LinkedIn has introduced a unified integrations platform designed to standardize and reconcile hiring data across disparate systems, improving data quality, partner onboarding speed, and enabling downstream AI applications. The multi-year effort consolidates fragmented recruitment data pipelines into a consistent and scalable foundation for talent products and AI-driven features.

Recruiting at LinkedIn operates at a significant scale, ingesting data from applicant tracking systems, career sites, and job boards. These sources often produce inconsistent schemas and incomplete records, creating challenges for downstream analytics and product features. The platform addresses this by introducing a unified data model and integration layer that standardizes ingestion, reconciliation, and delivery of hiring data across systems.

Gaurav Sisodiya, Engineering Lead at LinkedIn, highlighted the design approach in a post, stating,

We designed for coexistence, not replacement.

According to LinkedIn, the platform has reduced partner onboarding time by 72% while expanding data coverage and improving completeness. This allows external partners and internal systems to integrate without requiring custom transformations, replacing previously siloed pipelines with a shared infrastructure.

We developed a unified integrations platform to standardize, reconcile, and deliver hiring data at scale.

At a high level, the architecture is organized into three layers: standardization, orchestration, and enhancement.
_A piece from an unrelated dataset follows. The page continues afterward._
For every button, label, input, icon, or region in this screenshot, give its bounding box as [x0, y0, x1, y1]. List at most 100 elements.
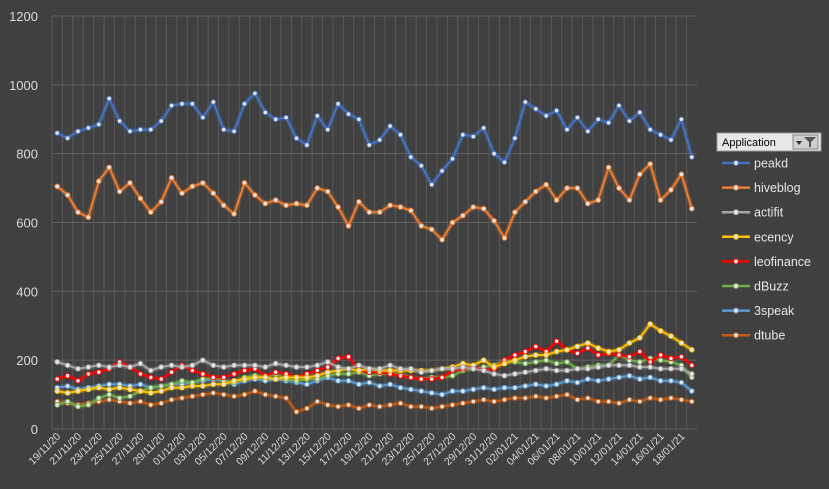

The standardization layer normalizes incoming data from heterogeneous sources into a consistent schema, abstracting differences across applicant tracking systems and job platforms. The orchestration layer manages workflows for ingestion, validation, and reconciliation, coordinating data movement and enforcing quality checks. The enhancement layer processes normalized data to address gaps, deduplicate records, and augment signals before making them available to downstream systems.

LinkedIn Consolidates Hiring Data Pipelines to Power AI Driven Talent Systems

High-level architecture (Source: LinkedIn Blog Post)

Aditya Hegde, Engineering at LinkedIn, described the underlying workflow in a post:

Under the hood: Temporal-orchestrated workflows, Kafka streams, record persistence in Espresso, multi-mode orchestration, and declarative schema/ID mapping enable replayable, bidirectional sync and safe evolution.

This structured data foundation enabled LinkedIn engineers to build a perception and action interface for the Hiring Assistant. Standardized hiring data allows AI systems to interpret signals across candidate profiles, job requirements, and recruiter interactions. The system aggregates signals and translates them into recommendations, automation, and decision support within recruiter workflows.

Ritvik Kar, Product at LinkedIn, noted the importance of system reliability, stating,

This is key without a highly reliable, observable, stable system that can deliver on high data availability and consistency across read and write, there’s no way for our customers to trust our platform and do their work seamlessly.

LinkedIn reports that the unified platform reduces duplication across integration pipelines and simplifies maintenance by centralizing data processing. The approach also improves data consistency for downstream analytics and AI systems that depend on shared hiring data across multiple sources.